By Kendall Alexander

After the success of the OWN documentary and photo book Dark Girls, director Bill Duke has decided to cover a different take on the black perspective in the documentary Light Girls.  Covering a variety of topics that are an issue in the black community, audience members get a glimpse into what it is like growing up with skin of a lighter hue.

It is no secret to any black American that colorism has been a problem for us since bondage, and even centuries later, the pain still resonates through our melanin.  This type of behavior is spawned from self-hate, which was learned by slave masters and mistresses.  Fast forward to 2015, where darker toned women are bleaching their skin to become fairer, and lighter women are tanning to be more sun-kissed.  This kind of mentality is dangerous and downright depressing.  If we cannot accept ourselves first, there is absolutely no way to accept someone who is different from what we see in the mirror.

Now, while I do not consider myself a light-skinned black woman, I still appreciate my sisters of lighter skin because they are black at the end of the day.  With that being said, there were a lot of good things about this documentary including the historical context that colorism has played in our lives for so long (the paper bag test, the one drop rule) and the psychological damage that it has for black women.

I still feel that this is an unfinished piece, grasping at the beginnings of something really good, but not quite there.  A lot of times it circled back to dark-skinned people instead of what it is really like being light-skinned.  It was touched on, but not fully expounded upon which was disheartening.

A lot of celebrity women were interviewed, from comediennes to actresses and journalists offering insight on the pain they have felt throughout their lives living with lighter skin.  The judgments and perceptions they take on simply because they may have a fair-skinned parent. I wish more real- life women were given the opportunity to appear in the documentary because it would have been more relatable.
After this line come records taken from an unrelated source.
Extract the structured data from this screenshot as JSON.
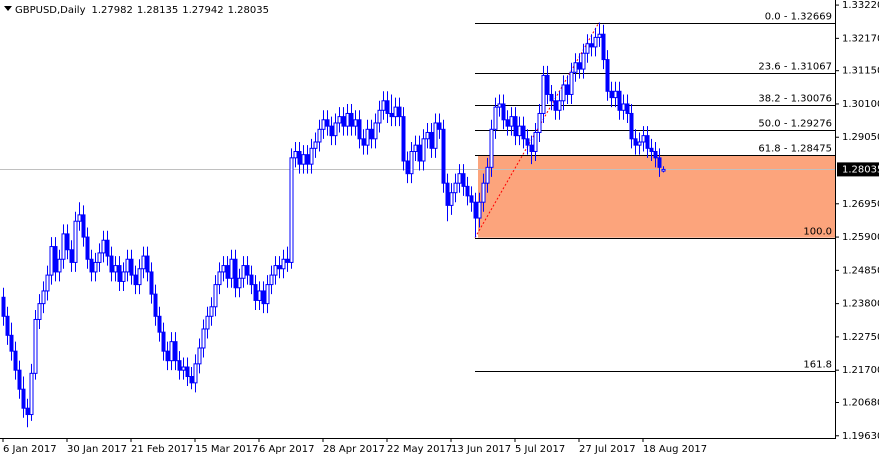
{
  "chart_data": {
    "type": "candlestick",
    "title": "GBPUSD,Daily",
    "up_color": "#ffffff",
    "down_color": "#0000ff",
    "outline_color": "#0000ff",
    "ylim": [
      1.1956,
      1.3338
    ],
    "yticks": [
      {
        "value": 1.3322,
        "label": "1.33220"
      },
      {
        "value": 1.3217,
        "label": "1.32170"
      },
      {
        "value": 1.3115,
        "label": "1.31150"
      },
      {
        "value": 1.301,
        "label": "1.30100"
      },
      {
        "value": 1.2905,
        "label": "1.29050"
      },
      {
        "value": 1.2695,
        "label": "1.26950"
      },
      {
        "value": 1.259,
        "label": "1.25900"
      },
      {
        "value": 1.2485,
        "label": "1.24850"
      },
      {
        "value": 1.238,
        "label": "1.23800"
      },
      {
        "value": 1.2275,
        "label": "1.22750"
      },
      {
        "value": 1.217,
        "label": "1.21700"
      },
      {
        "value": 1.2068,
        "label": "1.20680"
      },
      {
        "value": 1.1963,
        "label": "1.19630"
      }
    ],
    "current_price": 1.28035,
    "xticks": [
      {
        "value": 0,
        "label": "6 Jan 2017"
      },
      {
        "value": 16,
        "label": "30 Jan 2017"
      },
      {
        "value": 32,
        "label": "21 Feb 2017"
      },
      {
        "value": 48,
        "label": "15 Mar 2017"
      },
      {
        "value": 64,
        "label": "6 Apr 2017"
      },
      {
        "value": 80,
        "label": "28 Apr 2017"
      },
      {
        "value": 96,
        "label": "22 May 2017"
      },
      {
        "value": 112,
        "label": "13 Jun 2017"
      },
      {
        "value": 128,
        "label": "5 Jul 2017"
      },
      {
        "value": 144,
        "label": "27 Jul 2017"
      },
      {
        "value": 160,
        "label": "18 Aug 2017"
      }
    ],
    "fib_levels": [
      {
        "label": "0.0 - 1.32669",
        "price": 1.32669
      },
      {
        "label": "23.6 - 1.31067",
        "price": 1.31067
      },
      {
        "label": "38.2 - 1.30076",
        "price": 1.30076
      },
      {
        "label": "50.0 - 1.29276",
        "price": 1.29276
      },
      {
        "label": "61.8 - 1.28475",
        "price": 1.28475
      },
      {
        "label": "100.0",
        "price": 1.25881
      },
      {
        "label": "161.8",
        "price": 1.21686
      }
    ],
    "fib_zone_color": "#fca47c",
    "ohlc": [
      [
        1.24,
        1.243,
        1.231,
        1.234
      ],
      [
        1.234,
        1.237,
        1.225,
        1.228
      ],
      [
        1.228,
        1.232,
        1.22,
        1.223
      ],
      [
        1.223,
        1.226,
        1.214,
        1.217
      ],
      [
        1.217,
        1.22,
        1.208,
        1.211
      ],
      [
        1.211,
        1.215,
        1.202,
        1.205
      ],
      [
        1.205,
        1.208,
        1.199,
        1.203
      ],
      [
        1.203,
        1.219,
        1.201,
        1.216
      ],
      [
        1.216,
        1.236,
        1.214,
        1.233
      ],
      [
        1.233,
        1.241,
        1.23,
        1.238
      ],
      [
        1.238,
        1.245,
        1.235,
        1.242
      ],
      [
        1.242,
        1.25,
        1.239,
        1.247
      ],
      [
        1.247,
        1.259,
        1.244,
        1.256
      ],
      [
        1.256,
        1.259,
        1.245,
        1.248
      ],
      [
        1.248,
        1.255,
        1.245,
        1.252
      ],
      [
        1.252,
        1.263,
        1.249,
        1.26
      ],
      [
        1.26,
        1.263,
        1.252,
        1.255
      ],
      [
        1.255,
        1.258,
        1.248,
        1.251
      ],
      [
        1.251,
        1.267,
        1.248,
        1.264
      ],
      [
        1.264,
        1.27,
        1.261,
        1.266
      ],
      [
        1.266,
        1.269,
        1.256,
        1.259
      ],
      [
        1.259,
        1.262,
        1.249,
        1.252
      ],
      [
        1.252,
        1.255,
        1.245,
        1.248
      ],
      [
        1.248,
        1.254,
        1.245,
        1.251
      ],
      [
        1.251,
        1.257,
        1.248,
        1.254
      ],
      [
        1.254,
        1.261,
        1.251,
        1.258
      ],
      [
        1.258,
        1.261,
        1.25,
        1.253
      ],
      [
        1.253,
        1.256,
        1.245,
        1.248
      ],
      [
        1.248,
        1.253,
        1.245,
        1.25
      ],
      [
        1.25,
        1.253,
        1.242,
        1.245
      ],
      [
        1.245,
        1.251,
        1.242,
        1.248
      ],
      [
        1.248,
        1.255,
        1.245,
        1.252
      ],
      [
        1.252,
        1.255,
        1.244,
        1.247
      ],
      [
        1.247,
        1.25,
        1.241,
        1.244
      ],
      [
        1.244,
        1.252,
        1.241,
        1.249
      ],
      [
        1.249,
        1.256,
        1.246,
        1.253
      ],
      [
        1.253,
        1.256,
        1.245,
        1.248
      ],
      [
        1.248,
        1.251,
        1.238,
        1.241
      ],
      [
        1.241,
        1.244,
        1.231,
        1.234
      ],
      [
        1.234,
        1.237,
        1.226,
        1.229
      ],
      [
        1.229,
        1.232,
        1.22,
        1.223
      ],
      [
        1.223,
        1.226,
        1.217,
        1.22
      ],
      [
        1.22,
        1.229,
        1.217,
        1.226
      ],
      [
        1.226,
        1.229,
        1.217,
        1.22
      ],
      [
        1.22,
        1.223,
        1.214,
        1.217
      ],
      [
        1.217,
        1.221,
        1.214,
        1.218
      ],
      [
        1.218,
        1.221,
        1.212,
        1.215
      ],
      [
        1.215,
        1.218,
        1.211,
        1.213
      ],
      [
        1.213,
        1.222,
        1.21,
        1.219
      ],
      [
        1.219,
        1.227,
        1.216,
        1.224
      ],
      [
        1.224,
        1.233,
        1.221,
        1.23
      ],
      [
        1.23,
        1.237,
        1.227,
        1.234
      ],
      [
        1.234,
        1.24,
        1.231,
        1.237
      ],
      [
        1.237,
        1.247,
        1.234,
        1.244
      ],
      [
        1.244,
        1.251,
        1.241,
        1.248
      ],
      [
        1.248,
        1.253,
        1.245,
        1.25
      ],
      [
        1.25,
        1.253,
        1.243,
        1.246
      ],
      [
        1.246,
        1.255,
        1.243,
        1.252
      ],
      [
        1.252,
        1.255,
        1.24,
        1.243
      ],
      [
        1.243,
        1.249,
        1.24,
        1.246
      ],
      [
        1.246,
        1.253,
        1.243,
        1.25
      ],
      [
        1.25,
        1.253,
        1.244,
        1.247
      ],
      [
        1.247,
        1.25,
        1.241,
        1.244
      ],
      [
        1.244,
        1.247,
        1.236,
        1.239
      ],
      [
        1.239,
        1.245,
        1.236,
        1.242
      ],
      [
        1.242,
        1.245,
        1.235,
        1.238
      ],
      [
        1.238,
        1.247,
        1.235,
        1.244
      ],
      [
        1.244,
        1.25,
        1.241,
        1.247
      ],
      [
        1.247,
        1.253,
        1.244,
        1.25
      ],
      [
        1.25,
        1.253,
        1.246,
        1.249
      ],
      [
        1.249,
        1.255,
        1.246,
        1.252
      ],
      [
        1.252,
        1.256,
        1.248,
        1.251
      ],
      [
        1.251,
        1.287,
        1.249,
        1.284
      ],
      [
        1.284,
        1.289,
        1.281,
        1.286
      ],
      [
        1.286,
        1.289,
        1.279,
        1.282
      ],
      [
        1.282,
        1.288,
        1.279,
        1.285
      ],
      [
        1.285,
        1.288,
        1.279,
        1.282
      ],
      [
        1.282,
        1.29,
        1.279,
        1.287
      ],
      [
        1.287,
        1.292,
        1.284,
        1.289
      ],
      [
        1.289,
        1.296,
        1.286,
        1.293
      ],
      [
        1.293,
        1.299,
        1.29,
        1.296
      ],
      [
        1.296,
        1.299,
        1.291,
        1.294
      ],
      [
        1.294,
        1.297,
        1.288,
        1.291
      ],
      [
        1.291,
        1.298,
        1.288,
        1.295
      ],
      [
        1.295,
        1.3,
        1.292,
        1.297
      ],
      [
        1.297,
        1.3,
        1.291,
        1.294
      ],
      [
        1.294,
        1.301,
        1.291,
        1.298
      ],
      [
        1.298,
        1.301,
        1.291,
        1.294
      ],
      [
        1.294,
        1.299,
        1.291,
        1.296
      ],
      [
        1.296,
        1.299,
        1.287,
        1.29
      ],
      [
        1.29,
        1.293,
        1.285,
        1.288
      ],
      [
        1.288,
        1.296,
        1.285,
        1.293
      ],
      [
        1.293,
        1.296,
        1.287,
        1.29
      ],
      [
        1.29,
        1.298,
        1.287,
        1.295
      ],
      [
        1.295,
        1.302,
        1.292,
        1.299
      ],
      [
        1.299,
        1.305,
        1.296,
        1.302
      ],
      [
        1.302,
        1.305,
        1.295,
        1.298
      ],
      [
        1.298,
        1.304,
        1.294,
        1.297
      ],
      [
        1.297,
        1.303,
        1.294,
        1.3
      ],
      [
        1.3,
        1.303,
        1.294,
        1.297
      ],
      [
        1.297,
        1.3,
        1.28,
        1.283
      ],
      [
        1.283,
        1.286,
        1.276,
        1.279
      ],
      [
        1.279,
        1.289,
        1.276,
        1.286
      ],
      [
        1.286,
        1.291,
        1.283,
        1.288
      ],
      [
        1.288,
        1.291,
        1.28,
        1.283
      ],
      [
        1.283,
        1.293,
        1.28,
        1.29
      ],
      [
        1.29,
        1.295,
        1.287,
        1.292
      ],
      [
        1.292,
        1.295,
        1.284,
        1.287
      ],
      [
        1.287,
        1.298,
        1.284,
        1.295
      ],
      [
        1.295,
        1.298,
        1.29,
        1.293
      ],
      [
        1.293,
        1.296,
        1.273,
        1.276
      ],
      [
        1.276,
        1.279,
        1.264,
        1.269
      ],
      [
        1.269,
        1.276,
        1.266,
        1.273
      ],
      [
        1.273,
        1.279,
        1.27,
        1.276
      ],
      [
        1.276,
        1.282,
        1.273,
        1.279
      ],
      [
        1.279,
        1.282,
        1.272,
        1.275
      ],
      [
        1.275,
        1.278,
        1.269,
        1.272
      ],
      [
        1.272,
        1.275,
        1.267,
        1.27
      ],
      [
        1.27,
        1.273,
        1.2589,
        1.265
      ],
      [
        1.265,
        1.273,
        1.262,
        1.27
      ],
      [
        1.27,
        1.279,
        1.267,
        1.276
      ],
      [
        1.276,
        1.284,
        1.273,
        1.281
      ],
      [
        1.281,
        1.296,
        1.278,
        1.293
      ],
      [
        1.293,
        1.303,
        1.29,
        1.3
      ],
      [
        1.3,
        1.304,
        1.297,
        1.301
      ],
      [
        1.301,
        1.304,
        1.293,
        1.296
      ],
      [
        1.296,
        1.299,
        1.291,
        1.294
      ],
      [
        1.294,
        1.3,
        1.291,
        1.297
      ],
      [
        1.297,
        1.3,
        1.288,
        1.291
      ],
      [
        1.291,
        1.297,
        1.288,
        1.294
      ],
      [
        1.294,
        1.297,
        1.287,
        1.29
      ],
      [
        1.29,
        1.293,
        1.285,
        1.288
      ],
      [
        1.288,
        1.291,
        1.282,
        1.286
      ],
      [
        1.286,
        1.295,
        1.283,
        1.292
      ],
      [
        1.292,
        1.301,
        1.289,
        1.298
      ],
      [
        1.298,
        1.313,
        1.295,
        1.31
      ],
      [
        1.31,
        1.313,
        1.301,
        1.304
      ],
      [
        1.304,
        1.307,
        1.299,
        1.302
      ],
      [
        1.302,
        1.305,
        1.296,
        1.299
      ],
      [
        1.299,
        1.305,
        1.296,
        1.302
      ],
      [
        1.302,
        1.31,
        1.299,
        1.307
      ],
      [
        1.307,
        1.31,
        1.301,
        1.304
      ],
      [
        1.304,
        1.314,
        1.301,
        1.311
      ],
      [
        1.311,
        1.317,
        1.308,
        1.314
      ],
      [
        1.314,
        1.317,
        1.309,
        1.312
      ],
      [
        1.312,
        1.32,
        1.309,
        1.317
      ],
      [
        1.317,
        1.323,
        1.314,
        1.32
      ],
      [
        1.32,
        1.323,
        1.316,
        1.319
      ],
      [
        1.319,
        1.325,
        1.316,
        1.322
      ],
      [
        1.322,
        1.3267,
        1.319,
        1.323
      ],
      [
        1.323,
        1.326,
        1.312,
        1.315
      ],
      [
        1.315,
        1.318,
        1.302,
        1.305
      ],
      [
        1.305,
        1.308,
        1.3,
        1.303
      ],
      [
        1.303,
        1.308,
        1.3,
        1.305
      ],
      [
        1.305,
        1.308,
        1.296,
        1.299
      ],
      [
        1.299,
        1.304,
        1.296,
        1.301
      ],
      [
        1.301,
        1.304,
        1.295,
        1.298
      ],
      [
        1.298,
        1.301,
        1.287,
        1.29
      ],
      [
        1.29,
        1.293,
        1.285,
        1.288
      ],
      [
        1.288,
        1.292,
        1.285,
        1.289
      ],
      [
        1.289,
        1.294,
        1.286,
        1.291
      ],
      [
        1.291,
        1.294,
        1.284,
        1.287
      ],
      [
        1.287,
        1.29,
        1.283,
        1.286
      ],
      [
        1.286,
        1.289,
        1.281,
        1.284
      ],
      [
        1.284,
        1.287,
        1.278,
        1.281
      ],
      [
        1.27982,
        1.28135,
        1.27942,
        1.28035
      ]
    ]
  }
}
Most of us do not have the experience of auditioning for major roles and being turned away because of our look.  What I did appreciate was the included commentary from our brothers, celebrity status or otherwise.  I’m glad there were men to offer their two cents on some of the things they have heard or believe about light-skinned women, which were not as prominent in Dark Girls. With that being said, there weren’t a lot of intelligent insights these men were offering.  It is important to include all perspectives, but when all the men are pretty much saying the same thing concerning having that ‘trophy light-skinned girl,’ we don’t need to hear it more than twice.  One man was explaining in his experience, darker women take a lot more off of their men than lighter women.  He used the example of his woman serving him, whereas a lighter woman wouldn’t be as servile.  This is a scene that should have been left on the cutting room floor because light or dark, no woman wants to be a man’s servant.  I did appreciate the young Kappa Men stalking about how color shouldn’t matter—does she push you to do better?  That is a much more important quality than whether she can pass the brown paper bag test.

I do not understand why there were so many different comedians and comediennes in this documentary of such a serious subject matter.  Their job is to make people laugh, and this is a time where it distracted rather than added to the discussion, as if to make the audience laugh because this issue is never going away.  One woman said that lighter women got sexually abused more and that is another edit that needed to be made—rape is not a light-skinned issue, it’s an issue period.  And the inclusion of white people in this film was a poor decision.  They haven’t said anything we did not expect them to say—of course you can’t understand colorism, you’ve never dealt with it!  The young musician who was explaining that she does not identify with being black because she feels that she is denying her other cultures made sense to me.  I can relate to that, even though we all know society says otherwise.

Again, this project feels undone.  I wish it would’ve touched more on issues that light women face instead of circling back to issues either all women have or dark-skin shaming.  Yes, darker skinned women are in the story because no one is completely blameless when it comes to colorism, but not all of it spans from dark people bashing lighter hues.  In fact, both of these documentaries just prove that we are a long way from tackling this problem, but it takes us all collectively to remedy the sickness.